Canon engineers designed the scanner bar to be easily disassembled into its two major components. A slight sideways push was all it took to separate the motor gearbox motion-control assembly from the lighting and imaging sensor bar.

Flipping the motion control assembly on its side, I can take a close look at the connector to a long cable leading back to the printer main board. There are five conductors in this wire, one of which went immediately to a screw fastening it to the stamped sheet-metal structure. This would be the chassis ground. The other four pins likely led to a pair of coils inside a stepper motor.

Probing those pins with a multi-meter, I found 15 Ohms of resistance between pairs of pins that I've labeled as +/- endpoints of two coils A and B.

This connector has 1mm spacing between pins ("pitch") which is less than half of the 0.1" (~2.54mm) pitch I'm familiar with. I've found this is roughly the limit of my current soldering skill, requiring two attempts before I could solder wires to them without accidental solder bridges. These wires were connected to my oscilloscope, measuring their voltage levels as the scanner went through its homing sequence.

This stepper motor is also run at 24V DC as delivered by the power supply, same as the ADF motor. The coils in this scanner motor measured 15 Ohms which calculates out to 1.6 Amps of current through each coil. Less than half of the power delivered to the ADF motor. And similar to the ADF motor, the scanner position motor does not need to hold position which means it avoids the high stress duty of having power continuously on a coil heating it up.
There's a visibly repeating pattern in this oscilloscope snapshot, but it's a bit difficult to make out each of the four wires when they're all together on the same plot. Here they are individually:


Here are two ends of "A" coil, most of the time energized to one direction or another but there's a brief period where both ends are at ground leaving the coil de-energized.

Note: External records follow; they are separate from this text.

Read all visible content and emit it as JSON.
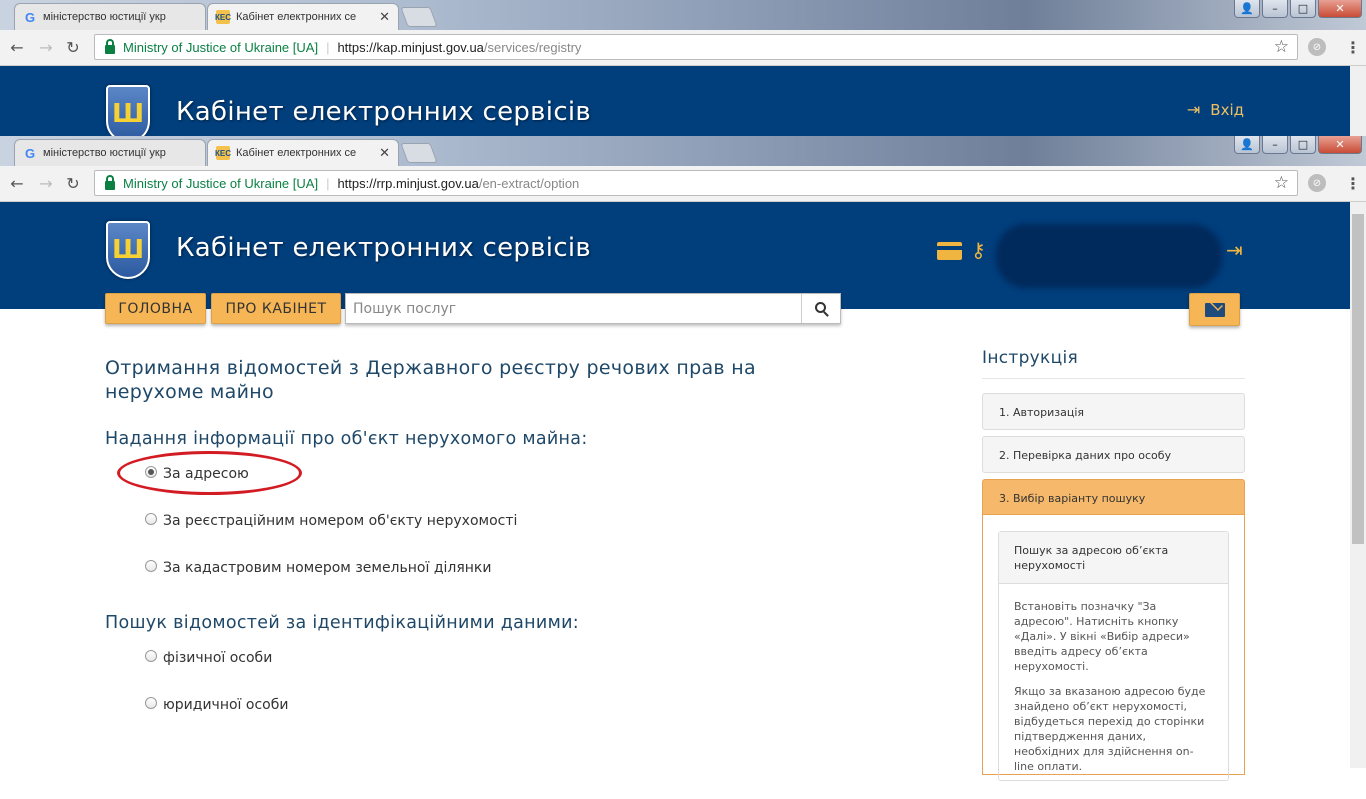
{
  "browser_back": {
    "tabs": [
      {
        "title": "міністерство юстиції укр",
        "favicon": "G"
      },
      {
        "title": "Кабінет електронних се",
        "favicon": "КЕС"
      }
    ],
    "org": "Ministry of Justice of Ukraine [UA]",
    "url_host": "https://kap.minjust.gov.ua",
    "url_path": "/services/registry"
  },
  "browser": {
    "tabs": [
      {
        "title": "міністерство юстиції укр",
        "favicon": "G"
      },
      {
        "title": "Кабінет електронних се",
        "favicon": "КЕС"
      }
    ],
    "org": "Ministry of Justice of Ukraine [UA]",
    "url_host": "https://rrp.minjust.gov.ua",
    "url_path": "/en-extract/option",
    "window_buttons": {
      "min": "–",
      "max": "□",
      "close": "✕"
    }
  },
  "site": {
    "title": "Кабінет електронних сервісів",
    "login_label": "Вхід"
  },
  "nav": {
    "home_label": "ГОЛОВНА",
    "about_label": "ПРО КАБІНЕТ",
    "search_placeholder": "Пошук послуг"
  },
  "main": {
    "heading": "Отримання відомостей з Державного реєстру речових прав на нерухоме майно",
    "section1_title": "Надання інформації про об'єкт нерухомого майна:",
    "section1_options": [
      {
        "label": "За адресою",
        "checked": true
      },
      {
        "label": "За реєстраційним номером об'єкту нерухомості",
        "checked": false
      },
      {
        "label": "За кадастровим номером земельної ділянки",
        "checked": false
      }
    ],
    "section2_title": "Пошук відомостей за ідентифікаційними даними:",
    "section2_options": [
      {
        "label": "фізичної особи",
        "checked": false
      },
      {
        "label": "юридичної особи",
        "checked": false
      }
    ]
  },
  "sidebar": {
    "title": "Інструкція",
    "steps": [
      {
        "label": "1. Авторизація"
      },
      {
        "label": "2. Перевірка даних про особу"
      },
      {
        "label": "3. Вибір варіанту пошуку"
      }
    ],
    "panel_title": "Пошук за адресою об’єкта нерухомості",
    "panel_text_1": "Встановіть позначку \"За адресою\". Натисніть кнопку «Далі». У вікні «Вибір адреси» введіть адресу об’єкта нерухомості.",
    "panel_text_2": "Якщо за вказаною адресою буде знайдено об’єкт нерухомості, відбудеться перехід до сторінки підтвердження даних, необхідних для здійснення on-line оплати."
  },
  "colors": {
    "header_bg": "#013e7c",
    "accent": "#f6b655",
    "heading_text": "#1f4868",
    "annotation": "#d31b24"
  }
}
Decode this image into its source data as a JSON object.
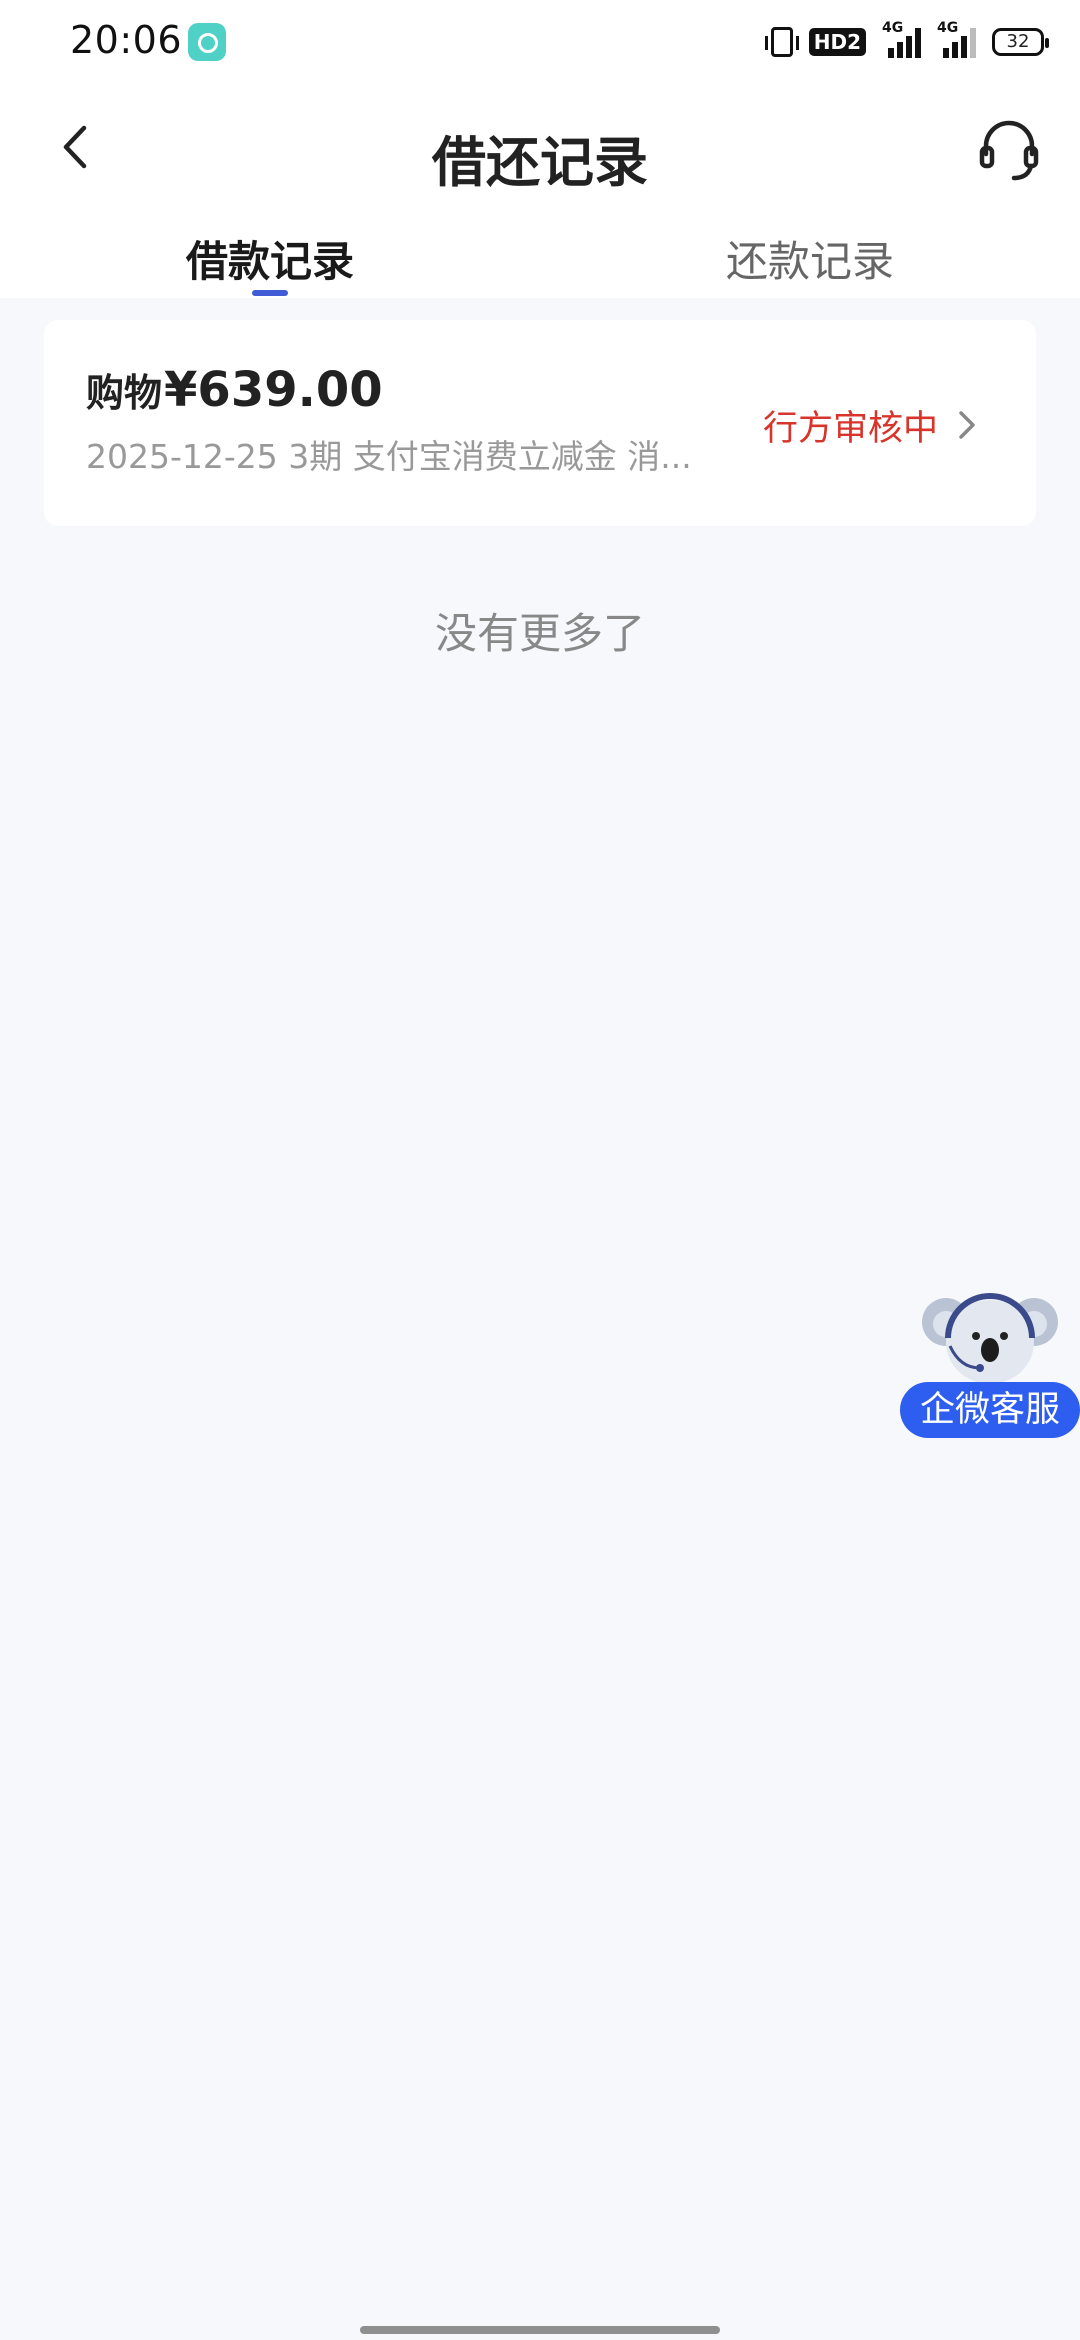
{
  "status_bar": {
    "time": "20:06",
    "hd_label": "HD2",
    "signal1_label": "4G",
    "signal2_label": "4G",
    "battery_level": "32"
  },
  "nav": {
    "title": "借还记录",
    "back_icon": "chevron-left-icon",
    "service_icon": "headset-icon"
  },
  "tabs": [
    {
      "label": "借款记录",
      "active": true
    },
    {
      "label": "还款记录",
      "active": false
    }
  ],
  "records": [
    {
      "type": "购物",
      "amount": "¥639.00",
      "subtitle": "2025-12-25 3期  支付宝消费立减金 消...",
      "status": "行方审核中"
    }
  ],
  "list_end_text": "没有更多了",
  "floating_service": {
    "label": "企微客服",
    "icon": "koala-mascot-icon"
  },
  "colors": {
    "accent": "#3f5bd6",
    "status_red": "#d9342b",
    "service_blue": "#2e5ef0",
    "background": "#f7f8fc"
  }
}
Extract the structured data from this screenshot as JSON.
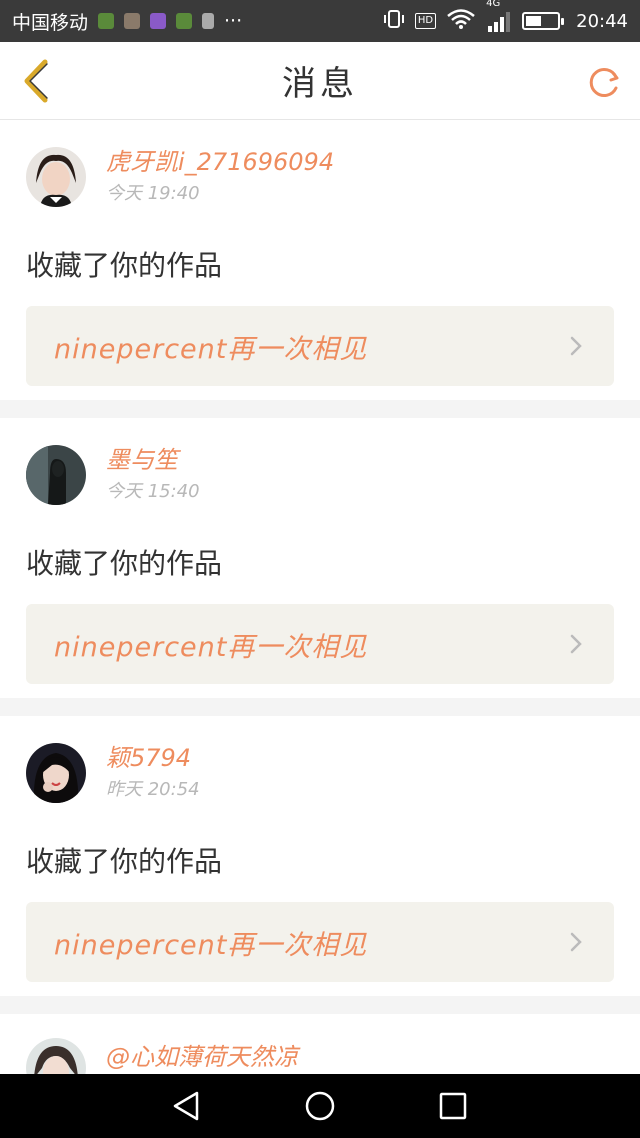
{
  "status_bar": {
    "carrier": "中国移动",
    "more": "···",
    "hd": "HD",
    "network": "4G",
    "time": "20:44",
    "battery_level": 0.5
  },
  "nav": {
    "title": "消息"
  },
  "messages": [
    {
      "username": "虎牙凯i_271696094",
      "time": "今天 19:40",
      "action": "收藏了你的作品",
      "work_title": "ninepercent再一次相见"
    },
    {
      "username": "墨与笙",
      "time": "今天 15:40",
      "action": "收藏了你的作品",
      "work_title": "ninepercent再一次相见"
    },
    {
      "username": "颖5794",
      "time": "昨天 20:54",
      "action": "收藏了你的作品",
      "work_title": "ninepercent再一次相见"
    },
    {
      "username": "@心如薄荷天然凉"
    }
  ],
  "colors": {
    "accent": "#ee8c5e",
    "status_bar": "#3a3a3a",
    "work_bg": "#f3f2ec",
    "back_icon": "#d9a92a"
  }
}
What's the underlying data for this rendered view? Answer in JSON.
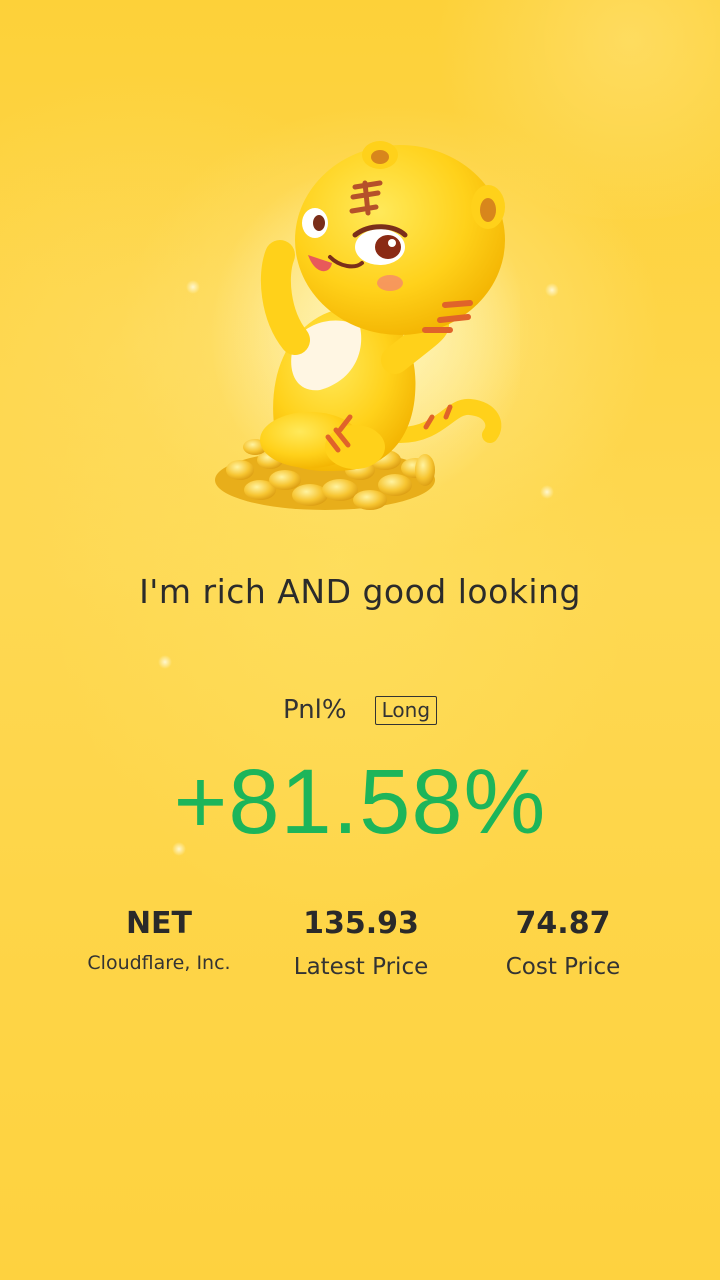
{
  "card": {
    "slogan": "I'm rich AND good looking"
  },
  "pnl": {
    "label": "Pnl%",
    "position_type": "Long",
    "value": "+81.58%",
    "value_color": "#1db55a"
  },
  "stats": {
    "symbol": "NET",
    "company": "Cloudflare, Inc.",
    "latest_price_value": "135.93",
    "latest_price_label": "Latest Price",
    "cost_price_value": "74.87",
    "cost_price_label": "Cost Price"
  },
  "icons": {
    "mascot": "tiger-mascot-on-gold-coins"
  }
}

A similar pattern is visible in the B coil, offset by half a pattern period. I'm not sure why the motor cycle has this bit of de-energized coil time in between other energized patterns. Except for that small window, this pattern would be match what I expected from stepper motor operating theory. For a stepper motor spinning at a constant speed, I would expect something like this four-state cycle with equal duration per state:
A+ | B+ |
A+ | B- |
A- | B- |
A- | B+ |
But that's not what I see in this oscilloscope trace. This is what I picked out, a slightly different pattern and some states are held for different duration.
A+ | B+ |
A+ | B- |
A- | B- |
A- | (off) |
(off) | B+ |
This difference from textbook description serves a purpose I couldn't determine. Perhaps this helps ensure the coils don't overheat from constant power? Maybe this is to help reduce resonance problems? Perhaps this is synchronized to the imaging sensor for some data purpose? It'll stay a mystery for now, as I proceed to take a closer look at said imaging sensor.